Coraz częściej odnoszę wrażenie, iż funkcjonujemy tylko dlatego, iż potrafimy zapominać i jednocześnie pamiętać. Nosić w sobie napotkane twarze, ciepłe słowa, które usłyszeliśmy, momenty przebłysku, gdy światła wydawało się więcej niż ciemności, chwile, kiedy czuliśmy się na świecie jak w domu. I zapominać. Zapominać, iż naszym losem jest ciągłe niezadomowienie, strata, zmierzanie ku wielkiej niewiadomej.

Może chodzi jedynie o to, by nie rozsypać się, kiedy Bóg nas opuszcza, jak opuścił Antoniusza w moim ukochanym wierszu Kawafisa? Ciemność przyjdzie znienacka, albo stopniowo będzie wkraczać w nasz świat.
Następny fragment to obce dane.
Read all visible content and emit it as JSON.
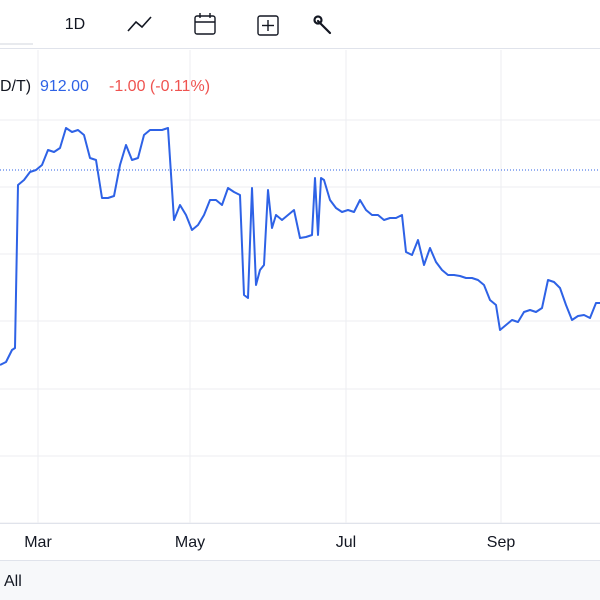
{
  "toolbar": {
    "interval": "1D"
  },
  "legend": {
    "symbol": "D/T)",
    "price": "912.00",
    "change": "-1.00 (-0.11%)"
  },
  "range_bar": {
    "button": "All"
  },
  "chart_data": {
    "type": "line",
    "color": "#2e62e6",
    "x": [
      0,
      6,
      12,
      15,
      18,
      24,
      30,
      36,
      42,
      48,
      54,
      60,
      66,
      72,
      78,
      84,
      90,
      96,
      102,
      108,
      114,
      120,
      126,
      132,
      138,
      144,
      150,
      156,
      162,
      168,
      174,
      180,
      186,
      192,
      198,
      204,
      210,
      216,
      222,
      228,
      234,
      240,
      244,
      248,
      252,
      256,
      260,
      264,
      268,
      272,
      276,
      282,
      288,
      294,
      300,
      306,
      312,
      315,
      318,
      321,
      324,
      330,
      336,
      342,
      348,
      354,
      360,
      366,
      372,
      378,
      384,
      390,
      396,
      402,
      406,
      412,
      418,
      424,
      430,
      436,
      442,
      448,
      454,
      460,
      466,
      472,
      478,
      484,
      490,
      496,
      500,
      506,
      512,
      518,
      524,
      530,
      536,
      542,
      548,
      554,
      560,
      566,
      572,
      578,
      584,
      590,
      596,
      600
    ],
    "values": [
      158,
      161,
      173,
      175,
      338,
      343,
      351,
      353,
      358,
      373,
      371,
      375,
      395,
      391,
      393,
      388,
      365,
      363,
      325,
      325,
      327,
      358,
      378,
      363,
      365,
      388,
      393,
      393,
      393,
      395,
      303,
      318,
      308,
      293,
      298,
      308,
      323,
      323,
      318,
      335,
      331,
      328,
      228,
      225,
      335,
      238,
      253,
      258,
      333,
      295,
      308,
      303,
      308,
      313,
      285,
      286,
      288,
      345,
      288,
      345,
      343,
      323,
      315,
      311,
      313,
      311,
      323,
      313,
      308,
      308,
      303,
      305,
      305,
      308,
      271,
      268,
      283,
      258,
      275,
      261,
      253,
      248,
      248,
      247,
      245,
      245,
      243,
      238,
      223,
      218,
      193,
      198,
      203,
      201,
      211,
      213,
      211,
      215,
      243,
      241,
      235,
      218,
      203,
      207,
      208,
      205,
      220,
      220
    ],
    "xlim": [
      0,
      600
    ],
    "ylim": [
      0,
      473
    ],
    "xticks": [
      {
        "value": 38,
        "label": "Mar"
      },
      {
        "value": 190,
        "label": "May"
      },
      {
        "value": 346,
        "label": "Jul"
      },
      {
        "value": 501,
        "label": "Sep"
      }
    ],
    "ygrid": [
      403,
      336,
      269,
      202,
      134,
      67,
      0
    ],
    "reference_line": 353,
    "reference_color": "#2e62e6",
    "grid": true
  }
}
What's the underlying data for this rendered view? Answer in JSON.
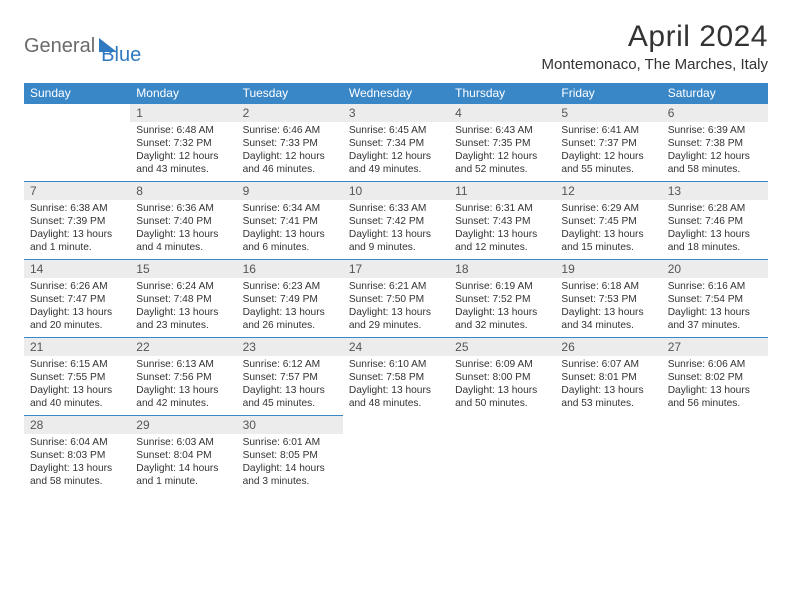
{
  "logo": {
    "general": "General",
    "blue": "Blue"
  },
  "title": "April 2024",
  "location": "Montemonaco, The Marches, Italy",
  "colors": {
    "header_bg": "#3a87c8",
    "header_text": "#ffffff",
    "daynum_bg": "#ececec",
    "text": "#333333",
    "logo_gray": "#6b6b6b",
    "logo_blue": "#2f7ac0"
  },
  "day_names": [
    "Sunday",
    "Monday",
    "Tuesday",
    "Wednesday",
    "Thursday",
    "Friday",
    "Saturday"
  ],
  "weeks": [
    [
      {
        "empty": true
      },
      {
        "num": "1",
        "sunrise": "6:48 AM",
        "sunset": "7:32 PM",
        "daylight": "12 hours and 43 minutes."
      },
      {
        "num": "2",
        "sunrise": "6:46 AM",
        "sunset": "7:33 PM",
        "daylight": "12 hours and 46 minutes."
      },
      {
        "num": "3",
        "sunrise": "6:45 AM",
        "sunset": "7:34 PM",
        "daylight": "12 hours and 49 minutes."
      },
      {
        "num": "4",
        "sunrise": "6:43 AM",
        "sunset": "7:35 PM",
        "daylight": "12 hours and 52 minutes."
      },
      {
        "num": "5",
        "sunrise": "6:41 AM",
        "sunset": "7:37 PM",
        "daylight": "12 hours and 55 minutes."
      },
      {
        "num": "6",
        "sunrise": "6:39 AM",
        "sunset": "7:38 PM",
        "daylight": "12 hours and 58 minutes."
      }
    ],
    [
      {
        "num": "7",
        "sunrise": "6:38 AM",
        "sunset": "7:39 PM",
        "daylight": "13 hours and 1 minute."
      },
      {
        "num": "8",
        "sunrise": "6:36 AM",
        "sunset": "7:40 PM",
        "daylight": "13 hours and 4 minutes."
      },
      {
        "num": "9",
        "sunrise": "6:34 AM",
        "sunset": "7:41 PM",
        "daylight": "13 hours and 6 minutes."
      },
      {
        "num": "10",
        "sunrise": "6:33 AM",
        "sunset": "7:42 PM",
        "daylight": "13 hours and 9 minutes."
      },
      {
        "num": "11",
        "sunrise": "6:31 AM",
        "sunset": "7:43 PM",
        "daylight": "13 hours and 12 minutes."
      },
      {
        "num": "12",
        "sunrise": "6:29 AM",
        "sunset": "7:45 PM",
        "daylight": "13 hours and 15 minutes."
      },
      {
        "num": "13",
        "sunrise": "6:28 AM",
        "sunset": "7:46 PM",
        "daylight": "13 hours and 18 minutes."
      }
    ],
    [
      {
        "num": "14",
        "sunrise": "6:26 AM",
        "sunset": "7:47 PM",
        "daylight": "13 hours and 20 minutes."
      },
      {
        "num": "15",
        "sunrise": "6:24 AM",
        "sunset": "7:48 PM",
        "daylight": "13 hours and 23 minutes."
      },
      {
        "num": "16",
        "sunrise": "6:23 AM",
        "sunset": "7:49 PM",
        "daylight": "13 hours and 26 minutes."
      },
      {
        "num": "17",
        "sunrise": "6:21 AM",
        "sunset": "7:50 PM",
        "daylight": "13 hours and 29 minutes."
      },
      {
        "num": "18",
        "sunrise": "6:19 AM",
        "sunset": "7:52 PM",
        "daylight": "13 hours and 32 minutes."
      },
      {
        "num": "19",
        "sunrise": "6:18 AM",
        "sunset": "7:53 PM",
        "daylight": "13 hours and 34 minutes."
      },
      {
        "num": "20",
        "sunrise": "6:16 AM",
        "sunset": "7:54 PM",
        "daylight": "13 hours and 37 minutes."
      }
    ],
    [
      {
        "num": "21",
        "sunrise": "6:15 AM",
        "sunset": "7:55 PM",
        "daylight": "13 hours and 40 minutes."
      },
      {
        "num": "22",
        "sunrise": "6:13 AM",
        "sunset": "7:56 PM",
        "daylight": "13 hours and 42 minutes."
      },
      {
        "num": "23",
        "sunrise": "6:12 AM",
        "sunset": "7:57 PM",
        "daylight": "13 hours and 45 minutes."
      },
      {
        "num": "24",
        "sunrise": "6:10 AM",
        "sunset": "7:58 PM",
        "daylight": "13 hours and 48 minutes."
      },
      {
        "num": "25",
        "sunrise": "6:09 AM",
        "sunset": "8:00 PM",
        "daylight": "13 hours and 50 minutes."
      },
      {
        "num": "26",
        "sunrise": "6:07 AM",
        "sunset": "8:01 PM",
        "daylight": "13 hours and 53 minutes."
      },
      {
        "num": "27",
        "sunrise": "6:06 AM",
        "sunset": "8:02 PM",
        "daylight": "13 hours and 56 minutes."
      }
    ],
    [
      {
        "num": "28",
        "sunrise": "6:04 AM",
        "sunset": "8:03 PM",
        "daylight": "13 hours and 58 minutes."
      },
      {
        "num": "29",
        "sunrise": "6:03 AM",
        "sunset": "8:04 PM",
        "daylight": "14 hours and 1 minute."
      },
      {
        "num": "30",
        "sunrise": "6:01 AM",
        "sunset": "8:05 PM",
        "daylight": "14 hours and 3 minutes."
      },
      {
        "empty": true
      },
      {
        "empty": true
      },
      {
        "empty": true
      },
      {
        "empty": true
      }
    ]
  ],
  "labels": {
    "sunrise": "Sunrise:",
    "sunset": "Sunset:",
    "daylight": "Daylight:"
  }
}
Jedno pozostaje pewne: przyjdzie na pewno.

Wtedy, radzi aleksandryjski poeta, losu, co w końcu nas zawiódł, trudów, co poszły na marne, planów, które wszystkie okazały się pomyłką, nie warto opłakiwać bez sensu. Trzeba spróbować nieść w sobie wzruszenie, ale nie błaganie. I słuchając „tej wspaniałości ostatniej”, pożegnać swoją Aleksandrię, pożegnać swoją Werę, swoją miłość. Swoje wszystko.

Film „Bez reszty” można obejrzeć w trakcie Warszawskiego Festiwalu Filmowego.